Tracking long-term natural changes in hippocampal excitatory to inhibitory synapses from spikes
Ren, N.; Mankili, A.; Stevenson, I. H.
Show abstract
Although long-term synaptic plasticity is often studied using controlled electrical or optogenetic stimulation, it also occurs spontaneously during natural, ongoing brain activity. Here, using large-scale spike recordings in mice from the Allen Institute Visual Coding Neuropixels dataset, we examine to what extent fluctuations in putative synaptic efficacy can be tracked and explained by models of activity-dependent long-term plasticity. We first detect putative excitatory synaptic connections within the hippocampus based on cross-correlations between the spike trains of thousands of pairs of neurons. Most of these putative connections are between presynaptic neurons with broad spike waveforms and postsynaptic neurons with narrow spike waveforms and are consistent with synapses from excitatory to inhibitory units. For the subset of pairs where a transient, excitatory effect was detected, we use a model-based approach to track fluctuations in synaptic efficacy.
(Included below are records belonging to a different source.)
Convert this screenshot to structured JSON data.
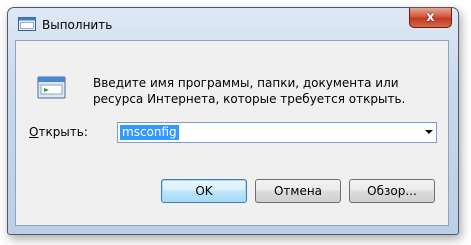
{
  "window": {
    "title": "Выполнить",
    "close_glyph": "x"
  },
  "dialog": {
    "description": "Введите имя программы, папки, документа или ресурса Интернета, которые требуется открыть.",
    "open_label_prefix": "",
    "open_label_accel": "О",
    "open_label_rest": "ткрыть:",
    "input_value": "msconfig"
  },
  "buttons": {
    "ok": "OK",
    "cancel": "Отмена",
    "browse": "Обзор..."
  },
  "icons": {
    "title": "run-dialog-icon",
    "main": "run-program-icon",
    "dropdown": "chevron-down-icon",
    "close": "close-icon"
  },
  "colors": {
    "selection": "#3399ff",
    "close_button": "#c23a1f"
  }
}
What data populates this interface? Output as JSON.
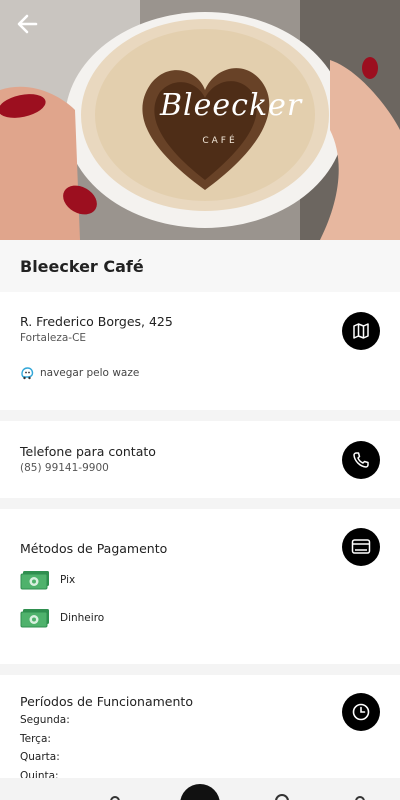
{
  "header": {
    "logo_text": "Bleecker",
    "logo_sub": "CAFÉ"
  },
  "place": {
    "name": "Bleecker Café"
  },
  "address": {
    "street": "R. Frederico Borges, 425",
    "city": "Fortaleza-CE",
    "waze_label": "navegar pelo waze"
  },
  "contact": {
    "label": "Telefone para contato",
    "phone": "(85) 99141-9900"
  },
  "payment": {
    "label": "Métodos de Pagamento",
    "methods": [
      "Pix",
      "Dinheiro"
    ]
  },
  "hours": {
    "label": "Períodos de Funcionamento",
    "days": [
      "Segunda:",
      "Terça:",
      "Quarta:",
      "Quinta:"
    ]
  },
  "icons": {
    "back": "arrow-left-icon",
    "map": "map-icon",
    "phone": "phone-icon",
    "payment": "card-icon",
    "clock": "clock-icon",
    "waze": "waze-icon",
    "money": "money-icon"
  },
  "colors": {
    "accent": "#000000",
    "money_green": "#3aa35b",
    "waze_blue": "#33ccff"
  }
}
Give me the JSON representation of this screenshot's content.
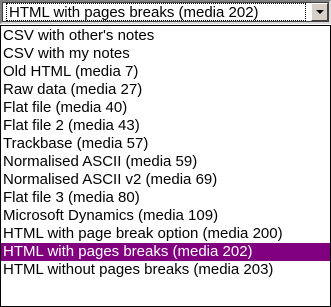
{
  "dropdown": {
    "selected_value": "HTML with pages breaks (media 202)",
    "icon": "chevron-down-icon",
    "selection_color": "#800080",
    "items": [
      {
        "label": "CSV with other's notes",
        "selected": false
      },
      {
        "label": "CSV with my notes",
        "selected": false
      },
      {
        "label": "Old HTML (media 7)",
        "selected": false
      },
      {
        "label": "Raw data (media 27)",
        "selected": false
      },
      {
        "label": "Flat file (media 40)",
        "selected": false
      },
      {
        "label": "Flat file 2 (media 43)",
        "selected": false
      },
      {
        "label": "Trackbase (media 57)",
        "selected": false
      },
      {
        "label": "Normalised ASCII (media 59)",
        "selected": false
      },
      {
        "label": "Normalised ASCII v2 (media 69)",
        "selected": false
      },
      {
        "label": "Flat file 3 (media 80)",
        "selected": false
      },
      {
        "label": "Microsoft Dynamics (media 109)",
        "selected": false
      },
      {
        "label": "HTML with page break option (media 200)",
        "selected": false
      },
      {
        "label": "HTML with pages breaks (media 202)",
        "selected": true
      },
      {
        "label": "HTML without pages breaks (media 203)",
        "selected": false
      }
    ]
  }
}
Previous work found that these fluctuations can be partially predicted from pre- and postsynaptic firing rates and models of short-term plasticity. Here we model naturally occurring long-term potentiation and depression using rate-based learning rules. We find that modeling the covariance of pre- and postsynaptic activity improves prediction of efficacy fluctuations. We also examine synaptic changes associated with hippocampal sharp-wave ripples, but do not find clear evidence of systematic SWR-associated changes for the putative synapses studied here.